Dimitri Papanikas Musica, Società, SUR

Domani, 24 marzo, in Argentina si commemora il 40 ̊ anniversario del colpo di stato e della nomina a presidente del generale Jorge Rafael Videla. Dal 2002 in questa data si celebra anche il Giorno della Memoria per la Verità e la Giustizia, in ricordo dei morti causati dalla «guerra sporca» scatenata dalla dittatura militare che poi governò il paese fino al 1983.
Pubblichiamo un articolo di Dimitri Papanikas sul ruolo del rock e della musica popolare
 nelle politiche del regime che governò il paese 
dal 1976 al 1983, la caccia agli artisti non allineati, i paradossi della censura. Il pezzo è uscito su
il manifesto, che ringraziamo.

di Dimitri Papanikas

Nell’estate del 2009, nel corso della progressiva desecretazione di numerosi documenti redatti durante l’ultima dittatura militare, di cui in Argentina si commemora il 37mo anniversario [l’articolo è del 2013, ndr], la stampa internazionale pubblicava un interessante dispaccio, datato luglio 1982 e firmato dal Comité Federal de Radiodifusión de la Presidencia de la Nación. Sette pagine dattiloscritte contenenti il minuzioso elenco delle canzoni giudicate «pericolose, offensive e moralmente inadatte a essere trasmesse attraverso i servizi di radiodiffusione».

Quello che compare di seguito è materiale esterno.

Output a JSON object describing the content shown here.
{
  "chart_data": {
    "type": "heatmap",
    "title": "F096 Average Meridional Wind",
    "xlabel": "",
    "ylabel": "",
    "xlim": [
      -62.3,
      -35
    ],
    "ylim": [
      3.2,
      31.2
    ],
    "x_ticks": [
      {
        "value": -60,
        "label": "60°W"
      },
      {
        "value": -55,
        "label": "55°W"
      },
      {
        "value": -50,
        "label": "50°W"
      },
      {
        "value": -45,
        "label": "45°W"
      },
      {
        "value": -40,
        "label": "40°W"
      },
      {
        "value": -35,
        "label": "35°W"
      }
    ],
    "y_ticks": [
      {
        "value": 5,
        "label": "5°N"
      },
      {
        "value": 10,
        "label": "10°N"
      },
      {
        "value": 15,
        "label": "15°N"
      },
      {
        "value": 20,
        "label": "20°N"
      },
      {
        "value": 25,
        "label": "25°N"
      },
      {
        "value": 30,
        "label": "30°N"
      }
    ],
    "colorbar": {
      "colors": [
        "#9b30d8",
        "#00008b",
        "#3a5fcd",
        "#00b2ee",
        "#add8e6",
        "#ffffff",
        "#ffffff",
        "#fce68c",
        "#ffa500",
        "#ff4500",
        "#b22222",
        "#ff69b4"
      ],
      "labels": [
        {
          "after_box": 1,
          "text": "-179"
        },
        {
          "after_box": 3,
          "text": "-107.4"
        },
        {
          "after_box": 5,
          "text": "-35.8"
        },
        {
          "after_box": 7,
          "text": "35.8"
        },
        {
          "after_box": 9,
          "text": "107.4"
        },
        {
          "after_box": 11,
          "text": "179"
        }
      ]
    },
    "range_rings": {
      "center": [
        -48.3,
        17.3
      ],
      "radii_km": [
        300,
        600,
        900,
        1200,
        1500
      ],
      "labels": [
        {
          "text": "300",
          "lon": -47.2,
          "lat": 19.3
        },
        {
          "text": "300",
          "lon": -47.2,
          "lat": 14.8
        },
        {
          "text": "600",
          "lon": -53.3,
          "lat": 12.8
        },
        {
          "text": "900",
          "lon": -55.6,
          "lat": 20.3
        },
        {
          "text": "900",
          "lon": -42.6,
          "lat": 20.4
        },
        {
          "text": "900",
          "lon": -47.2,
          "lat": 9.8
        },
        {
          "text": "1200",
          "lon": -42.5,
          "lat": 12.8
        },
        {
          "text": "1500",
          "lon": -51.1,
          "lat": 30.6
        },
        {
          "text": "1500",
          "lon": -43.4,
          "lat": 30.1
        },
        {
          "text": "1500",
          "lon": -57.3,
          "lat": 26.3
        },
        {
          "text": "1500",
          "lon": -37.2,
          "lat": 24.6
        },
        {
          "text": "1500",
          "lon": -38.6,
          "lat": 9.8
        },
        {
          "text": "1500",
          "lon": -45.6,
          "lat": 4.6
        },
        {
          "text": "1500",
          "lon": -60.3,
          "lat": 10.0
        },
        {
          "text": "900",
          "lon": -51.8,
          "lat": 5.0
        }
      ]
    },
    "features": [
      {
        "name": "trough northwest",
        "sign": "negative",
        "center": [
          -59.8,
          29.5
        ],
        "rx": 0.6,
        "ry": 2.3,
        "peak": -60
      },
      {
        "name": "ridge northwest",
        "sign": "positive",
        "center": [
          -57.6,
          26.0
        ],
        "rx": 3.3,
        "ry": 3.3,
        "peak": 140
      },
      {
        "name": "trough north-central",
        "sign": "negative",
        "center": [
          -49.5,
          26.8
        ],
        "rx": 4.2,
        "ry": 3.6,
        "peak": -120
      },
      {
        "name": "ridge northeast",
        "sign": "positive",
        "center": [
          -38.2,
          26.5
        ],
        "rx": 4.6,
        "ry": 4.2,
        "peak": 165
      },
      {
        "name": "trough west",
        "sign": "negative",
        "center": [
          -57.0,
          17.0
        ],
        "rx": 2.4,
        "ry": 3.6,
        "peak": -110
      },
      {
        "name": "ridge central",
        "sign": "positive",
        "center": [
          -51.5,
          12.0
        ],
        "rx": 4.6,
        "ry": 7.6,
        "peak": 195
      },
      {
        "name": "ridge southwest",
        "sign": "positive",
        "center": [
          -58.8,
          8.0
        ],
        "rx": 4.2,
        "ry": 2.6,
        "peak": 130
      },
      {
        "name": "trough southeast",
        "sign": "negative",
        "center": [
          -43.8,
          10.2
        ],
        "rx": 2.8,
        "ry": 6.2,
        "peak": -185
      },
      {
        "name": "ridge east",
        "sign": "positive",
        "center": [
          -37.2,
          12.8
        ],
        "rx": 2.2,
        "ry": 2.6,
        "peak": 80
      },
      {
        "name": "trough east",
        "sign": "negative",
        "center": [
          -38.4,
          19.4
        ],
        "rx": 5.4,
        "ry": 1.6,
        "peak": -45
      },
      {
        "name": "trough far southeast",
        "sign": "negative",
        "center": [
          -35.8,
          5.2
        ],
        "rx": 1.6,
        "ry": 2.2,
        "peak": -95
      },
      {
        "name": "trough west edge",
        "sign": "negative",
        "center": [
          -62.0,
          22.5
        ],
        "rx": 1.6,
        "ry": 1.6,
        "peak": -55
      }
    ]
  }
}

Oltre duecento brani di autori come Serge Gainsbourg, Charles Aznavour, Joan Baez, Donna Summer, i Queen, The Doors, Eric Clapton, i Pink Floid, John Lennon e Rod Stewart. Particolarmente significativa fu la presenza di artisti italiani. Tra questi Paolo Limiti e Shel Shapiro (Buonasera dottore), Cristiano Malgioglio (L’importante è finire), Gino Paoli (La donna che amo), Claudio Baglioni (Questo piccolo grande amore), Nicola di Bari (Mia), Mogol e Battisti (E penso a te), fino a Gianni Boncompagni e Daniele Pace con Tanti auguri, portato al successo internazionale da Raffaella Carrà.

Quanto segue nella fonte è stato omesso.